Al Green - I’m So Lonesome I Could Cry
from Call Me (1972)
I’ve always thought that country and soul music have a lot in common. Both take their power from simple emotions, sincerely expressed; both originated in forms of traditional American music; both owe a great debt to the blues. In a just barely different world, this blog could have been “I Love Soul.” Apparently Al Green thought so too, because he covered not one, but two country songs on Call Me (the other: Willie Nelson’s “Funny How Time Slips Away.”) And to such wonderful effect: while too many covers wear the clash of genres on their sleeve, winking “Isn’t it cool we’re doing this?” with every phrase — I’m looking at you, punk rock bands — Green performers the song so naturally that it could have been written for him. His voice just grazes over the lyrics, crying in a way so different from Hank’s, yet to just the same ends.
Hank Williams - I’m So Lonesome I Could Cry (1949)
“I’m So Lonesome I Could Cry” is one of the quiet masterpieces of country music, and the song that speaks most eloquently to Hank Williams’ gifts as a songwriter. A solitary man pines for his loved one, and sees his loneliness mirrored in the expressionist wilderness around him. Even the moon, to his eyes, appears to be turning away in sorrow. It’s a simple song, but an unforgettable one — it’s been recorded by countless artists in the sixty years since it was written, and has charted no fewer than six different times. This week, I’ll be posting some of my favorite renditions — beginning, of course, with the original.

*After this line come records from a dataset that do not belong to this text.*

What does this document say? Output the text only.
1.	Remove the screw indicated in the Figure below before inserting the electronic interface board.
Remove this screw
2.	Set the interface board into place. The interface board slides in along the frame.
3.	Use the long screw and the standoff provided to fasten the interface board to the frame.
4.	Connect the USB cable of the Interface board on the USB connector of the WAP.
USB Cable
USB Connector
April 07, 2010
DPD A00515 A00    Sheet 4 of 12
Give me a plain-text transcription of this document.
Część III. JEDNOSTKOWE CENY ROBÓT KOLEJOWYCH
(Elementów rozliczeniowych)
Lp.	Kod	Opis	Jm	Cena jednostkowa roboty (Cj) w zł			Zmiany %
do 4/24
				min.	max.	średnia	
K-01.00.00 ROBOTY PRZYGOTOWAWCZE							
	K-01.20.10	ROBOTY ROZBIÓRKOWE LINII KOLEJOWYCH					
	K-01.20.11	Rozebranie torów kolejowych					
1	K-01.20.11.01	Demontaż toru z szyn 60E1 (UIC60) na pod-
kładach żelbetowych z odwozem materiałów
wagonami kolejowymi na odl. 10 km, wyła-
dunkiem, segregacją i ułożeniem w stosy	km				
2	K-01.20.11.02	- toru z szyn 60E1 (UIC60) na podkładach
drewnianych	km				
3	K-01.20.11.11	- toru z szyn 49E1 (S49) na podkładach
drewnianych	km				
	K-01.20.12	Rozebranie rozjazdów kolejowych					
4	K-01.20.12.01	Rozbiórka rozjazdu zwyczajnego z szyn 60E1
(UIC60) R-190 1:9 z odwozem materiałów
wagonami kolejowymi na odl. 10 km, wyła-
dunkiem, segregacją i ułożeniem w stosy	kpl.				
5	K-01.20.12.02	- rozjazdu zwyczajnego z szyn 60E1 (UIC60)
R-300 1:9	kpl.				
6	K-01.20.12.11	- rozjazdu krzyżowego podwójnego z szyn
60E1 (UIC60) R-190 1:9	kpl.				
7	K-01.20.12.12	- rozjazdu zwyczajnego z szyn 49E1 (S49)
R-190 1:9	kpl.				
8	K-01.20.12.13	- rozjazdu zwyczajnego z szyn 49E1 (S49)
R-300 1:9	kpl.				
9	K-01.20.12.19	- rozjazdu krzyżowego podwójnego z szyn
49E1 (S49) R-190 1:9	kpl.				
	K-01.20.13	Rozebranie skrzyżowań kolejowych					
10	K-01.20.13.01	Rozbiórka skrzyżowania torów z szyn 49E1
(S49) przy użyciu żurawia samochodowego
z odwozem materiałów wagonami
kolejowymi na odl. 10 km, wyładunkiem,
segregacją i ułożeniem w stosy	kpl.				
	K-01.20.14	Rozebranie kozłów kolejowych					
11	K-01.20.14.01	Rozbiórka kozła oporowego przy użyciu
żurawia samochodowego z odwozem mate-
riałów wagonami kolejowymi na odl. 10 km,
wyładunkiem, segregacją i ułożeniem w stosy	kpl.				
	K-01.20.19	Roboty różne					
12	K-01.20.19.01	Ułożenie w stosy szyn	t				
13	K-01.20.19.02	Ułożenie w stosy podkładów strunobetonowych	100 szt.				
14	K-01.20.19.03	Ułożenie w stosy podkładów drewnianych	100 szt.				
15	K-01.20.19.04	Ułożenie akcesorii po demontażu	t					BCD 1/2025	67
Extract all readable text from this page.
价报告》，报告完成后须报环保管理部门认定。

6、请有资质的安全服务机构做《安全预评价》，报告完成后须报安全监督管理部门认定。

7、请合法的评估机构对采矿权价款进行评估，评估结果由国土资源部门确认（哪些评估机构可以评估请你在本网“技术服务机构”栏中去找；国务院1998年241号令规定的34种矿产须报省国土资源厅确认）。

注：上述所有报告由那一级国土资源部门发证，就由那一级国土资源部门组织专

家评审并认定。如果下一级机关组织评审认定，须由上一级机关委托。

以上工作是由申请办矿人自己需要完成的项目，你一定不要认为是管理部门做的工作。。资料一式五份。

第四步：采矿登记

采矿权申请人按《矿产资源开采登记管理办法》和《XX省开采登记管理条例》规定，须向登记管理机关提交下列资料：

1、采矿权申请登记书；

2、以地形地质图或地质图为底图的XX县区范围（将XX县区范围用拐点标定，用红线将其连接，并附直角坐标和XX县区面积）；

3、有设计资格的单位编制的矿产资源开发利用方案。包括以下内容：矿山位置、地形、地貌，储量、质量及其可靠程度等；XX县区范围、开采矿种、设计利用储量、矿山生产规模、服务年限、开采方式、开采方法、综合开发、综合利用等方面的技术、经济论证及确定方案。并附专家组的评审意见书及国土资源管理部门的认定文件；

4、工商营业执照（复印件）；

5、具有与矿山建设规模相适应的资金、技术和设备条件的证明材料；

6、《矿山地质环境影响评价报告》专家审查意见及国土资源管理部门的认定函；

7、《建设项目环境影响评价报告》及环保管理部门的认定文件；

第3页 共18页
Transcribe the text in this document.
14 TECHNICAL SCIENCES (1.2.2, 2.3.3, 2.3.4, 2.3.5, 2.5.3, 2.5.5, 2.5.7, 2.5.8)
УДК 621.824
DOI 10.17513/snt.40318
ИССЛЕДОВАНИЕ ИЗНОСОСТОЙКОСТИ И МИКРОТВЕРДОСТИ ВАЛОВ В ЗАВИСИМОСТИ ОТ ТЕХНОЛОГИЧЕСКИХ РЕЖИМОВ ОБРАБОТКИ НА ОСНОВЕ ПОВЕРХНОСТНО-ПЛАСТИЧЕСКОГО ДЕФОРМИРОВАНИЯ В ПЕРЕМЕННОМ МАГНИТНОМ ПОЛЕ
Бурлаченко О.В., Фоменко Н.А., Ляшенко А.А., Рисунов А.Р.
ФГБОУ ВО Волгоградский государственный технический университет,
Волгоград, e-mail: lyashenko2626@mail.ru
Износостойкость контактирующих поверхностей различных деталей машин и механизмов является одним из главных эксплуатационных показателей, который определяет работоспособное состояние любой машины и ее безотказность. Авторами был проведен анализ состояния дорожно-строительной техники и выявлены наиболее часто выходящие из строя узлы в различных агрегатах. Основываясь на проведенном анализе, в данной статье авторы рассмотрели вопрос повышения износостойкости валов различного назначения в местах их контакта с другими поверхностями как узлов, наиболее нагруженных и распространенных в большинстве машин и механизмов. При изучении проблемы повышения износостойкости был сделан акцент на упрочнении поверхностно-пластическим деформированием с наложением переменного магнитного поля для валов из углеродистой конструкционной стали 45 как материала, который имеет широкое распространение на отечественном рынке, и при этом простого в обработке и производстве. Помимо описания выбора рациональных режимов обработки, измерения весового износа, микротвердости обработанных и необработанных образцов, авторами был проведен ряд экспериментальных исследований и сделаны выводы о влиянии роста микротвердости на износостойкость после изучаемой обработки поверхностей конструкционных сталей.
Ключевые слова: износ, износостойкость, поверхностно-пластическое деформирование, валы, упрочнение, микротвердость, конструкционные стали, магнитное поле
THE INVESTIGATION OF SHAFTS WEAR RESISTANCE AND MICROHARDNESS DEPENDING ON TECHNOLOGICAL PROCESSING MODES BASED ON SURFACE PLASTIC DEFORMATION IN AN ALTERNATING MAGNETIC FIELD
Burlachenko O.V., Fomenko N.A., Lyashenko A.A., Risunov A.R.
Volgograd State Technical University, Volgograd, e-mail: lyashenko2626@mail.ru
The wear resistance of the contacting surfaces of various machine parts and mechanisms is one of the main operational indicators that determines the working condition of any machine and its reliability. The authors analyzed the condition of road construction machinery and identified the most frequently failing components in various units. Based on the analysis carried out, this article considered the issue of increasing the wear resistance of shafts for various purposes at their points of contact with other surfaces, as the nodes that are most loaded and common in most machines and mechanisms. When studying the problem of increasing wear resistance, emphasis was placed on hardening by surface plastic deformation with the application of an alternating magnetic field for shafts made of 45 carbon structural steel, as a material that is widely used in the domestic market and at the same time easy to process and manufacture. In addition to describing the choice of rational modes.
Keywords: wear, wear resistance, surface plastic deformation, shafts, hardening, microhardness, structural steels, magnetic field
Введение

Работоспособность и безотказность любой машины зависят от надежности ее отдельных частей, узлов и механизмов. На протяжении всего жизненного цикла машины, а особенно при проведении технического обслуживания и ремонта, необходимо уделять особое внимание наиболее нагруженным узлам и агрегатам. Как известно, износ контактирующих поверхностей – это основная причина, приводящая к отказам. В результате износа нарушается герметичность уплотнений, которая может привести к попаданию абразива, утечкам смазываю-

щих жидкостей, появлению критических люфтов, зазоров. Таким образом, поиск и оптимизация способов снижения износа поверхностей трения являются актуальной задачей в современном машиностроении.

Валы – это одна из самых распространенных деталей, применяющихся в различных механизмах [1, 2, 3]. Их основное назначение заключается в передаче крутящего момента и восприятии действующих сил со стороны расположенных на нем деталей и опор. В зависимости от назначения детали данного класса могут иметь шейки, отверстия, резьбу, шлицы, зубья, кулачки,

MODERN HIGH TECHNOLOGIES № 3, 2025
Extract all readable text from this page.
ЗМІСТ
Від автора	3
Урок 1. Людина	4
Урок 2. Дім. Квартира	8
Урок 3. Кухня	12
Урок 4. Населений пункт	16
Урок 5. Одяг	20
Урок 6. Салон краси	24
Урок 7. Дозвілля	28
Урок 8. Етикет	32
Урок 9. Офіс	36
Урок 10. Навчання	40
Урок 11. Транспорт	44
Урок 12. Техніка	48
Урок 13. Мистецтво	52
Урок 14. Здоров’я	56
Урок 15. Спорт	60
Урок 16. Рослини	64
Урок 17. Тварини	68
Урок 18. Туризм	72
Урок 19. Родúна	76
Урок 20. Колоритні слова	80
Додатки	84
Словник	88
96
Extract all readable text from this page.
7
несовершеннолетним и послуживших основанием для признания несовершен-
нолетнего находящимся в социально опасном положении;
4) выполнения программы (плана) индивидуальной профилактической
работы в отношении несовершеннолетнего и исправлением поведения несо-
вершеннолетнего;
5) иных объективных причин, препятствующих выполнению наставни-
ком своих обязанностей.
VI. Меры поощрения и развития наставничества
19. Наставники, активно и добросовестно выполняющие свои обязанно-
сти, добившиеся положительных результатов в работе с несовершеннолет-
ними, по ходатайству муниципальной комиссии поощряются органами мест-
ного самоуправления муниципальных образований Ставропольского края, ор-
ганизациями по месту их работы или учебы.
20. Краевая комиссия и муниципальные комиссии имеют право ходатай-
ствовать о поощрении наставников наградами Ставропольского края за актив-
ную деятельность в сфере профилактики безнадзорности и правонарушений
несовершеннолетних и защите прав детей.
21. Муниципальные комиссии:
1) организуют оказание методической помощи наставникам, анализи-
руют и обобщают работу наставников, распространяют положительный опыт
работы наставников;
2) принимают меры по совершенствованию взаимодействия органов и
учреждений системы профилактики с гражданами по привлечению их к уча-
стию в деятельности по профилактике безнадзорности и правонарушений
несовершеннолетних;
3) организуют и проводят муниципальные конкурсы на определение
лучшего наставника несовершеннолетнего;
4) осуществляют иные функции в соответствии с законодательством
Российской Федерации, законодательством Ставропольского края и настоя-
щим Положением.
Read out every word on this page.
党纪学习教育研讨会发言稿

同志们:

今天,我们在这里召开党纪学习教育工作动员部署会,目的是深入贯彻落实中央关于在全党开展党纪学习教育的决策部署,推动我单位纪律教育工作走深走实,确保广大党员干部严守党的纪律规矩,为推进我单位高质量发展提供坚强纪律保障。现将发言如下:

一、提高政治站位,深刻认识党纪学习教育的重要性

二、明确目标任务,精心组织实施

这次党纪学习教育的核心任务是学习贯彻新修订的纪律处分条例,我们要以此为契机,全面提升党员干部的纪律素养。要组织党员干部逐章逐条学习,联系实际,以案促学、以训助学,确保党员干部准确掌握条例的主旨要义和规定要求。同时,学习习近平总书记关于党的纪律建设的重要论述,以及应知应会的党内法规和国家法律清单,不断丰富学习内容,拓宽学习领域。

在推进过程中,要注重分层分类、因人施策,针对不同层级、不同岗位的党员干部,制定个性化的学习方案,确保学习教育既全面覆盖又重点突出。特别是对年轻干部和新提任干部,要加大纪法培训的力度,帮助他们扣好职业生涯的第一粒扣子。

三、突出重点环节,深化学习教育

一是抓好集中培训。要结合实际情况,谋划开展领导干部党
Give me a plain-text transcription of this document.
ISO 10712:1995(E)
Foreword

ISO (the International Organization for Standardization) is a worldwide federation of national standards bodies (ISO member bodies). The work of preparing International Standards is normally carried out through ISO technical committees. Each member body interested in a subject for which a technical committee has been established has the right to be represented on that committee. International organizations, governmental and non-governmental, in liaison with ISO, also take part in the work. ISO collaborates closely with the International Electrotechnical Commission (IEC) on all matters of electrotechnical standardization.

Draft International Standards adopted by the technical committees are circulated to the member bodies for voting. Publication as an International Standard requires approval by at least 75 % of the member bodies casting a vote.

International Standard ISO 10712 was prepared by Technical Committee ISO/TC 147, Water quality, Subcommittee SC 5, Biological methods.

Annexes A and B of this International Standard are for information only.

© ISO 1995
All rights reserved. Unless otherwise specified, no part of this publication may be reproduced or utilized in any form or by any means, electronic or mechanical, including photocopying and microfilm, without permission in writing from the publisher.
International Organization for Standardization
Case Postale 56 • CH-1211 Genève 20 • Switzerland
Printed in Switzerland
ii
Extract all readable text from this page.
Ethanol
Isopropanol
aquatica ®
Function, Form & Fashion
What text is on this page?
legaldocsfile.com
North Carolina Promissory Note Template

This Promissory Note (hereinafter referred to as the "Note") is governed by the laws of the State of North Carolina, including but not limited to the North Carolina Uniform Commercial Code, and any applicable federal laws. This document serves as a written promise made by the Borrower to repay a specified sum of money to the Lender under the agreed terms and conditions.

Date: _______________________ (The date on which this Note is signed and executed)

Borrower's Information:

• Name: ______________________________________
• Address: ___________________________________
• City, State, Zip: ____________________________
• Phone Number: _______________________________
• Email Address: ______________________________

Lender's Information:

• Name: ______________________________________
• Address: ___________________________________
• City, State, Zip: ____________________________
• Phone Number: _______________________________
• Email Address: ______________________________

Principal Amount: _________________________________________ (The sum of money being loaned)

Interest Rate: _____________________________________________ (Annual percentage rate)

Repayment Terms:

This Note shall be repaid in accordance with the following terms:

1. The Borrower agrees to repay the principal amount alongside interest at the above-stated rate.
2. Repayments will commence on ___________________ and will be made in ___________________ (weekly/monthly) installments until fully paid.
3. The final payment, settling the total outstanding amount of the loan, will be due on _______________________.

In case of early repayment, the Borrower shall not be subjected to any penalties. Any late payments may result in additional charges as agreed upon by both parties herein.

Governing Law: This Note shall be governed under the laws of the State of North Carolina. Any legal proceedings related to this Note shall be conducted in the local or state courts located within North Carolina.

Loretta Lynn - I’m a Honky Tonk Girl (1960)
Loretta Lynn was one of country music’s first feminists. Married at the age of 15, she had four children by the time she was nineteen years old; as her career went on, she wrote songs about the burden of motherhood, the double standard applied to female divorcees, and birth control. This song, though, was her first single, and it’s just a song about a lonely girl who seeks solace in a bar, right? Except that in 1960, to be a “honky tonk girl” — that is, a single girl in a drinking establishment — was to be seen as something dangerous, loose, and dirty. Simply singing a song from the perspective of such a woman was controversial, but by doing so, Loretta made her plight relatable, and thus just a bit more acceptable.
Forget about its progressiveness, though — it’s also a wonderful song. Loretta wrote it when she was 25, and while her voice is still improving, her performance is all talent — the harmony on the title line gets me every time. Producer Speedy West, one of the greatest pedal steel players of all time, rounds out what would already be a stellar single with a bright, shimmering sound and some terrific work behind the strings.